Os quatro arguidos começaram a ser presentes a um juiz na quinta-feira à tarde. As medidas de coacção foram conhecidas ao início da tarde de ontem.
Fonte judicial adiantou à Lusa que, dos quatro arguidos, “apenas um prestou declarações ao juiz, sendo que a meio do interrogatório decidiu remeter-se ao silêncio”. Aquela fonte acrescentou que, “na sequência da detenção dos quatro homens”, pela Polícia Judiciária (PJ) de Braga, “foram apresentadas algumas dezenas de queixas de clientes lesados”.
Na passada quinta-feira, em conferência de imprensa, o coordenador da PJ de Braga, António Gomes, disse que os quatro promotores bancários, com idades entre os 37 e os 55 anos, poderão ter prejudicado cerca de 80 clientes, provocando um prejuízo de vários milhões de euros.
Segundo António Gomes, até ao momento já foram identificadas oito vítimas, ascendendo o prejuízo a mais de 1,6 milhões de euros. “Mas o número de lesados pode atingir os 80”, referiu o responsável, aludindo à consequente “multiplicação” dos prejuízos.
Segundo uma outra fonte ligada ao processo, um dos arguidos é o presidente da Junta de Freguesia da Ribeira, concelho de Ponte de Lima, e outro preside à direção da Associação Empresarial de Ponte de Lima.
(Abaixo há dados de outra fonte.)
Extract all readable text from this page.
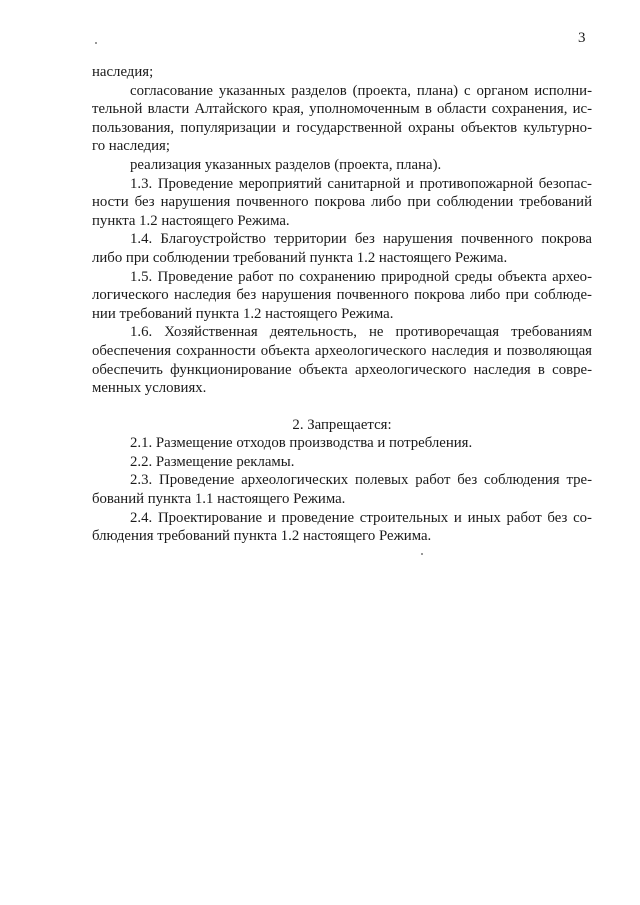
3
наследия;
согласование указанных разделов (проекта, плана) с органом исполни-
тельной власти Алтайского края, уполномоченным в области сохранения, ис-
пользования, популяризации и государственной охраны объектов культурно-
го наследия;
реализация указанных разделов (проекта, плана).
1.3. Проведение мероприятий санитарной и противопожарной безопас-
ности без нарушения почвенного покрова либо при соблюдении требований
пункта 1.2 настоящего Режима.
1.4. Благоустройство территории без нарушения почвенного покрова
либо при соблюдении требований пункта 1.2 настоящего Режима.
1.5. Проведение работ по сохранению природной среды объекта архео-
логического наследия без нарушения почвенного покрова либо при соблюде-
нии требований пункта 1.2 настоящего Режима.
1.6. Хозяйственная деятельность, не противоречащая требованиям
обеспечения сохранности объекта археологического наследия и позволяющая
обеспечить функционирование объекта археологического наследия в совре-
менных условиях.
2. Запрещается:
2.1. Размещение отходов производства и потребления.
2.2. Размещение рекламы.
2.3. Проведение археологических полевых работ без соблюдения тре-
бований пункта 1.1 настоящего Режима.
2.4. Проектирование и проведение строительных и иных работ без со-
блюдения требований пункта 1.2 настоящего Режима.
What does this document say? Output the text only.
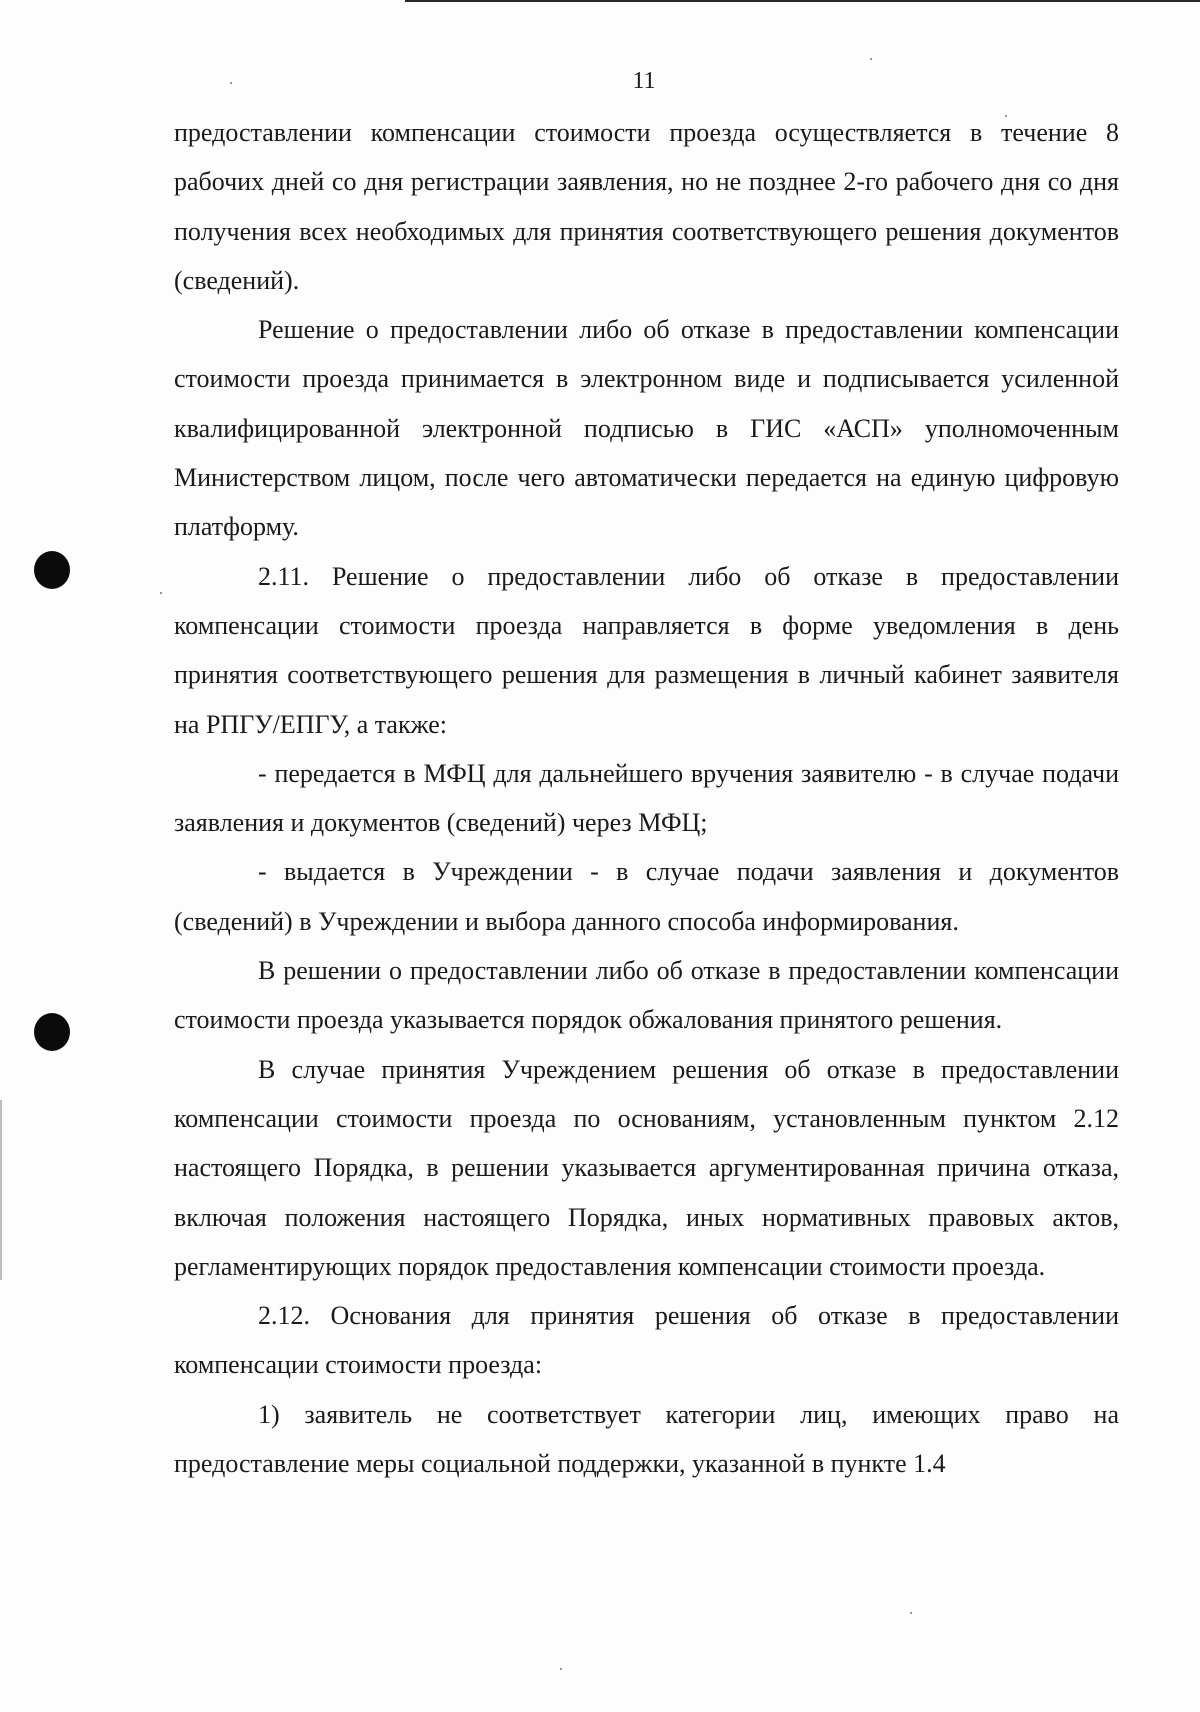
11

предоставлении компенсации стоимости проезда осуществляется в течение 8 рабочих дней со дня регистрации заявления, но не позднее 2-го рабочего дня со дня получения всех необходимых для принятия соответствующего решения документов (сведений).

Решение о предоставлении либо об отказе в предоставлении компенсации стоимости проезда принимается в электронном виде и подписывается усиленной квалифицированной электронной подписью в ГИС «АСП» уполномоченным Министерством лицом, после чего автоматически передается на единую цифровую платформу.

2.11. Решение о предоставлении либо об отказе в предоставлении компенсации стоимости проезда направляется в форме уведомления в день принятия соответствующего решения для размещения в личный кабинет заявителя на РПГУ/ЕПГУ, а также:

- передается в МФЦ для дальнейшего вручения заявителю - в случае подачи заявления и документов (сведений) через МФЦ;

- выдается в Учреждении - в случае подачи заявления и документов (сведений) в Учреждении и выбора данного способа информирования.

В решении о предоставлении либо об отказе в предоставлении компенсации стоимости проезда указывается порядок обжалования принятого решения.

В случае принятия Учреждением решения об отказе в предоставлении компенсации стоимости проезда по основаниям, установленным пунктом 2.12 настоящего Порядка, в решении указывается аргументированная причина отказа, включая положения настоящего Порядка, иных нормативных правовых актов, регламентирующих порядок предоставления компенсации стоимости проезда.

2.12. Основания для принятия решения об отказе в предоставлении компенсации стоимости проезда:

1) заявитель не соответствует категории лиц, имеющих право на предоставление меры социальной поддержки, указанной в пункте 1.4
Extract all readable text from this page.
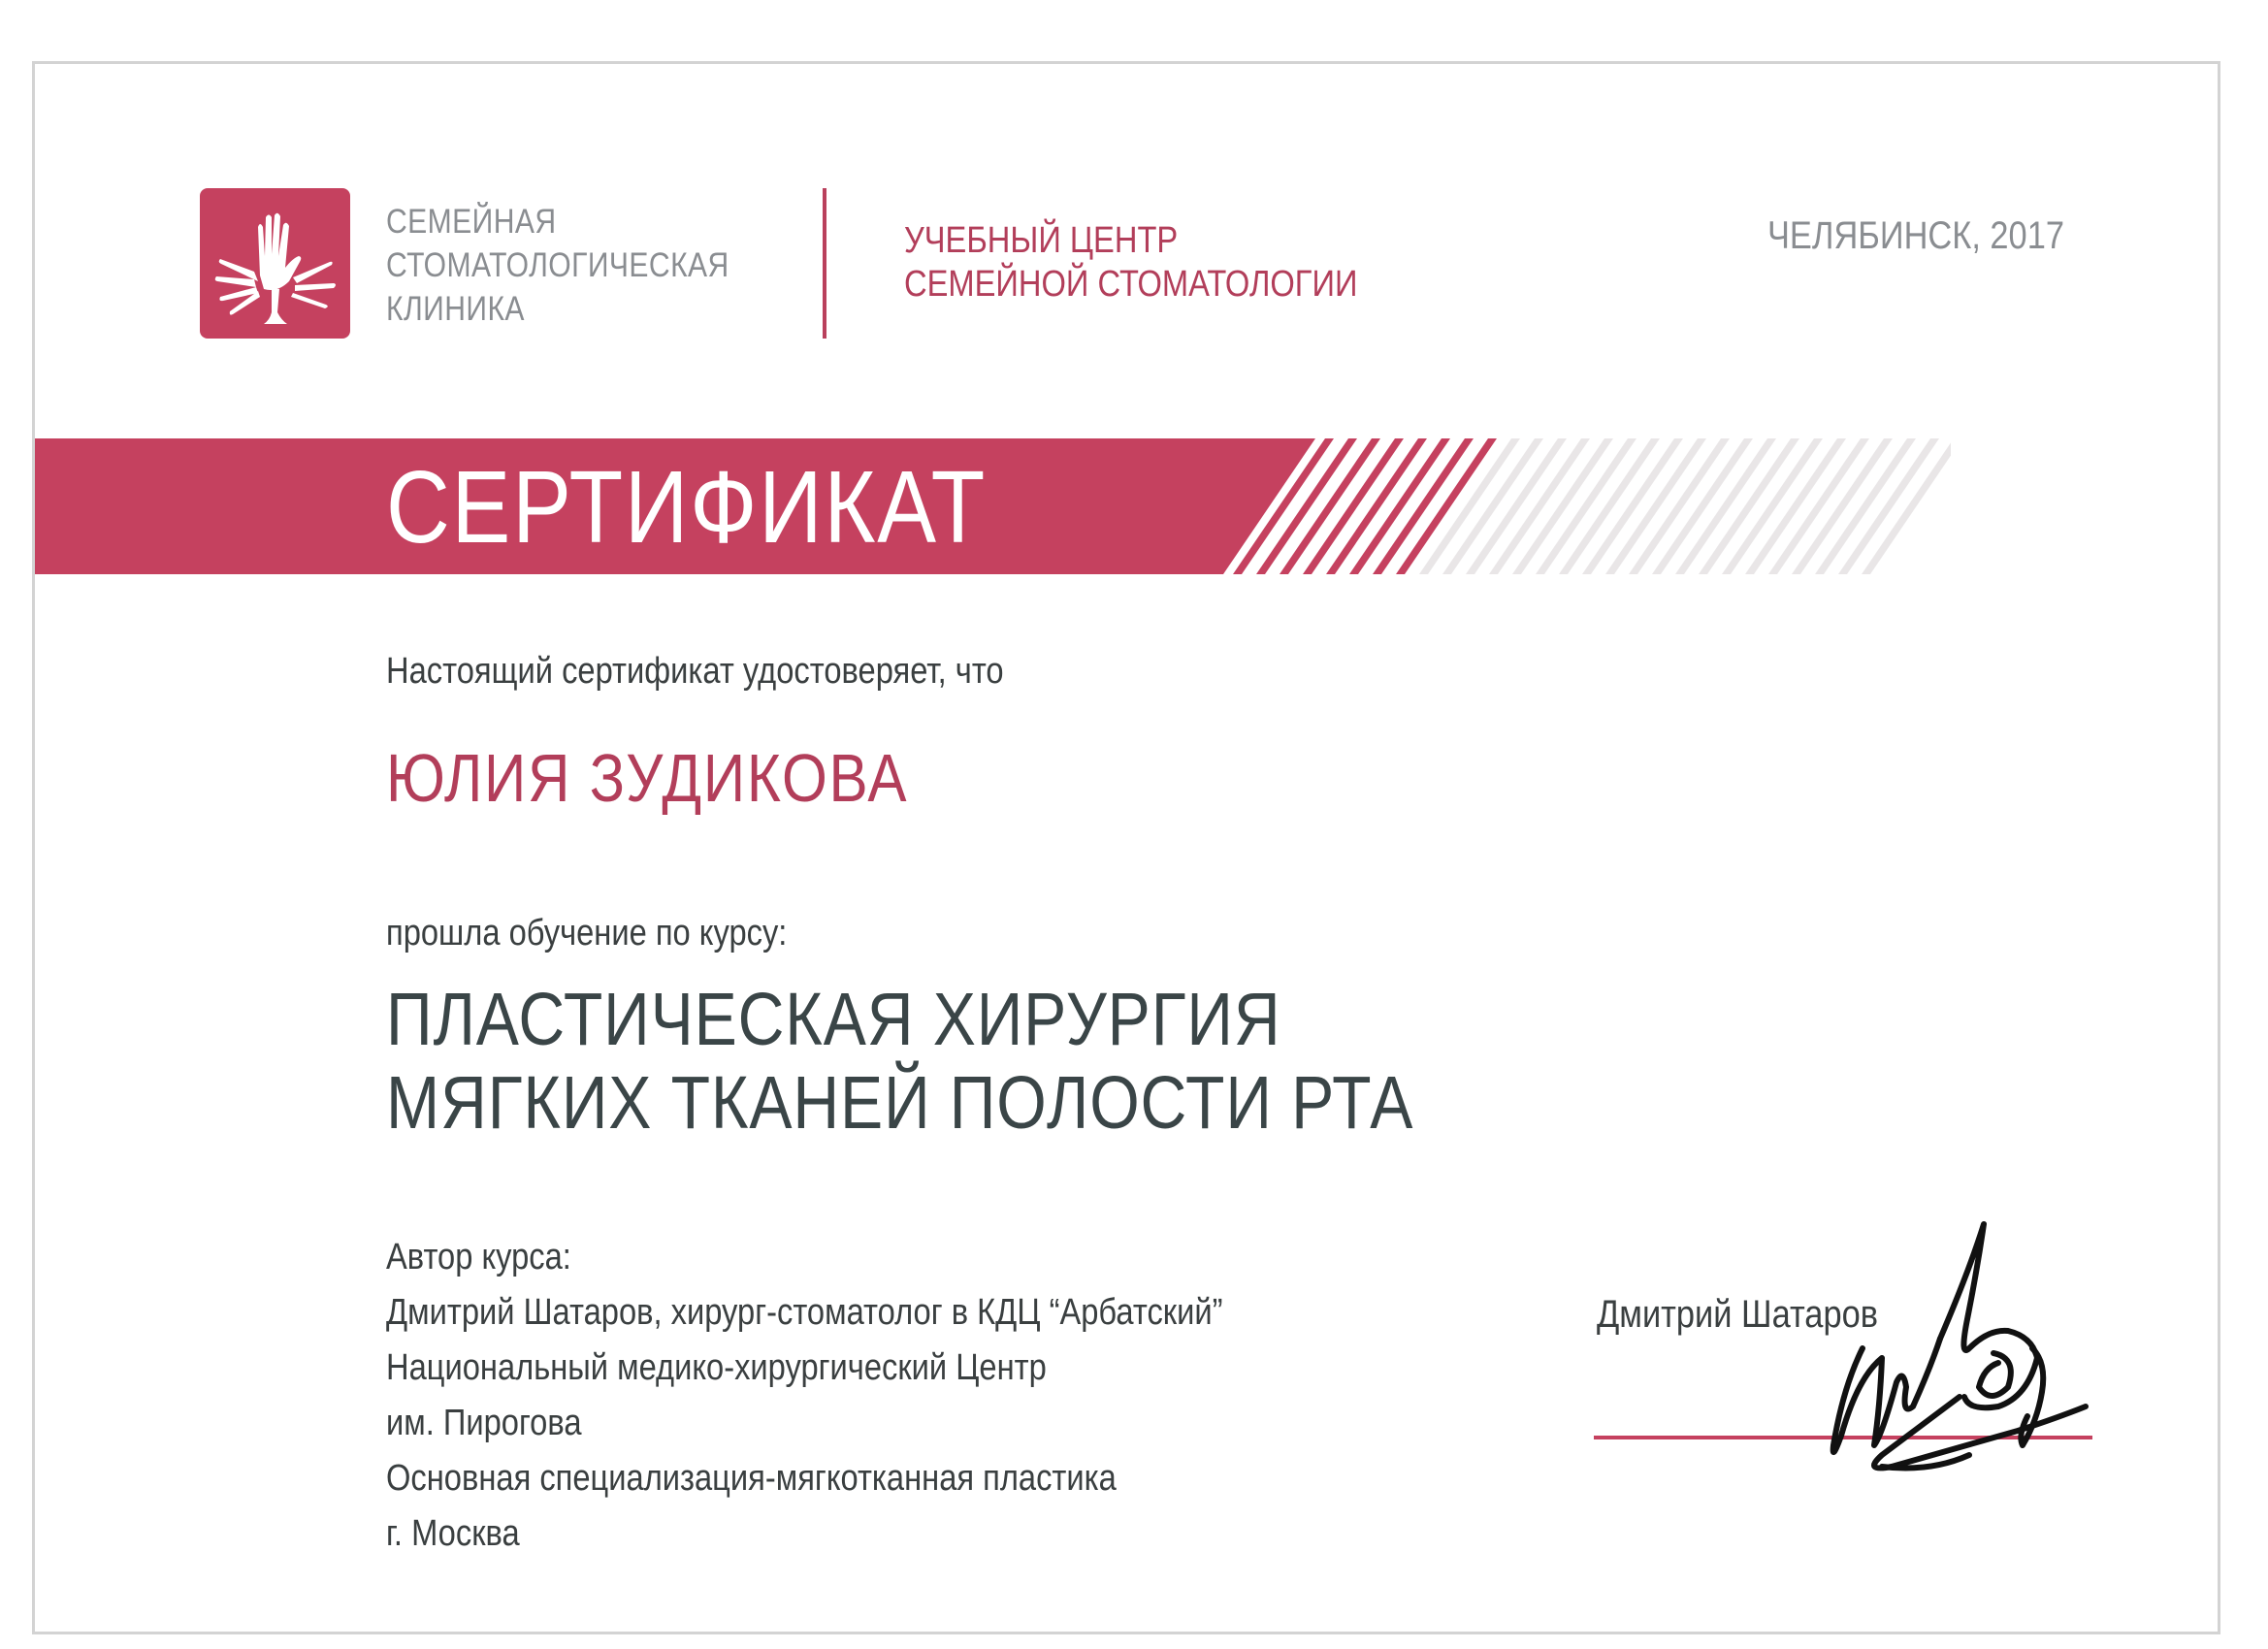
СЕМЕЙНАЯ
СТОМАТОЛОГИЧЕСКАЯ
КЛИНИКА
УЧЕБНЫЙ ЦЕНТР
СЕМЕЙНОЙ СТОМАТОЛОГИИ
ЧЕЛЯБИНСК, 2017
СЕРТИФИКАТ
Настоящий сертификат удостоверяет, что
ЮЛИЯ ЗУДИКОВА
прошла обучение по курсу:
ПЛАСТИЧЕСКАЯ ХИРУРГИЯ
МЯГКИХ ТКАНЕЙ ПОЛОСТИ РТА
Автор курса:
Дмитрий Шатаров, хирург-стоматолог в КДЦ “Арбатский”
Национальный медико-хирургический Центр
им. Пирогова
Основная специализация-мягкотканная пластика
г. Москва
Дмитрий Шатаров
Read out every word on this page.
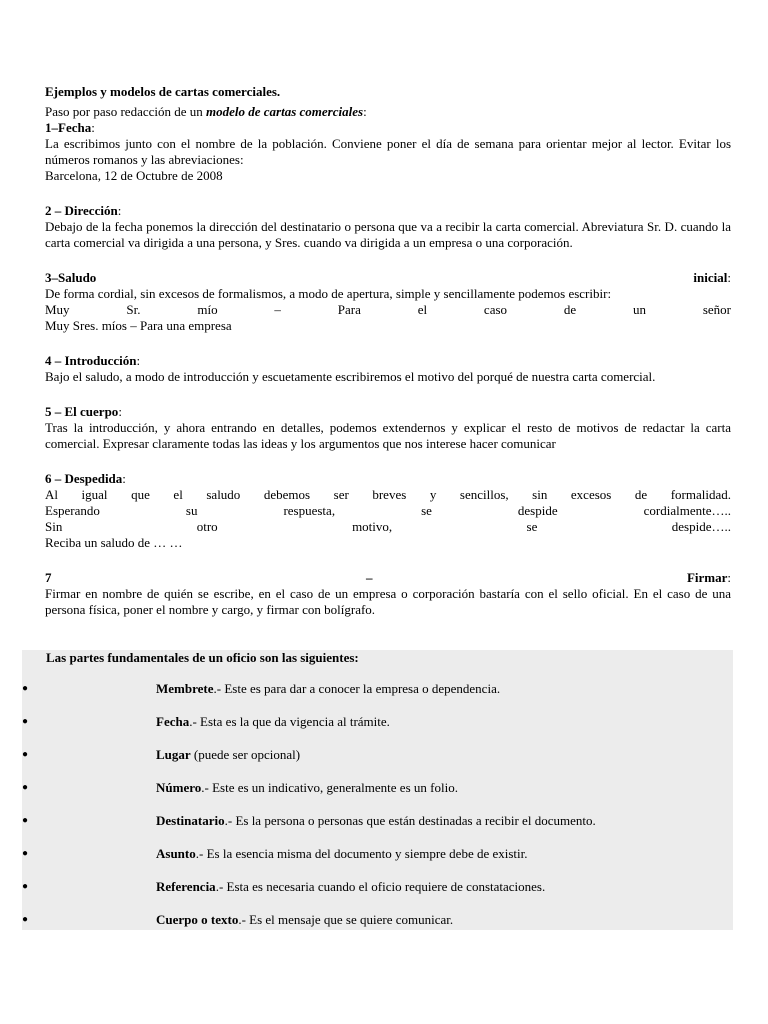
Ejemplos y modelos de cartas comerciales.

Paso por paso redacción de un modelo de cartas comerciales:

1–Fecha:

La escribimos junto con el nombre de la población. Conviene poner el día de semana para orientar mejor al lector. Evitar los números romanos y las abreviaciones:

Barcelona, 12 de Octubre de 2008

2 – Dirección:

Debajo de la fecha ponemos la dirección del destinatario o persona que va a recibir la carta comercial. Abreviatura Sr. D. cuando la carta comercial va dirigida a una persona, y Sres. cuando va dirigida a un empresa o una corporación.

3–Saludo	inicial:

De forma cordial, sin excesos de formalismos, a modo de apertura, simple y sencillamente podemos escribir:

Muy Sr. mío – Para el caso de un señor

Muy Sres. míos – Para una empresa

4 – Introducción:

Bajo el saludo, a modo de introducción y escuetamente escribiremos el motivo del porqué de nuestra carta comercial.

5 – El cuerpo:

Tras la introducción, y ahora entrando en detalles, podemos extendernos y explicar el resto de motivos de redactar la carta comercial. Expresar claramente todas las ideas y los argumentos que nos interese hacer comunicar

6 – Despedida:

Al igual que el saludo debemos ser breves y sencillos, sin excesos de formalidad.

Esperando su respuesta, se despide cordialmente…..

Sin otro motivo, se despide…..

Reciba un saludo de … …

7	–	Firmar:

Firmar en nombre de quién se escribe, en el caso de un empresa o corporación bastaría con el sello oficial. En el caso de una persona física, poner el nombre y cargo, y firmar con bolígrafo.

Las partes fundamentales de un oficio son las siguientes:

●	Membrete.- Este es para dar a conocer la empresa o dependencia.
●	Fecha.- Esta es la que da vigencia al trámite.
●	Lugar (puede ser opcional)
●	Número.- Este es un indicativo, generalmente es un folio.
●	Destinatario.- Es la persona o personas que están destinadas a recibir el documento.
●	Asunto.- Es la esencia misma del documento y siempre debe de existir.
●	Referencia.- Esta es necesaria cuando el oficio requiere de constataciones.
●	Cuerpo o texto.- Es el mensaje que se quiere comunicar.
Os arguidos angariavam clientes para o Deutsche Bank.
A actividade criminosa decorreria desde 2008, mas, entretanto, alguns lesados apresentaram queixa no Ministério Público, originando uma investigação pela PJ que começou há oito meses. Os arguidos foram detidos na sequência de 13 buscas e no cumprimento de mandados de detenção emitidos pelo Ministério Público de Viana do Castelo.
Nas buscas, foram apreendidas seis viaturas de gama alta, dinheiro e prova documental e digital.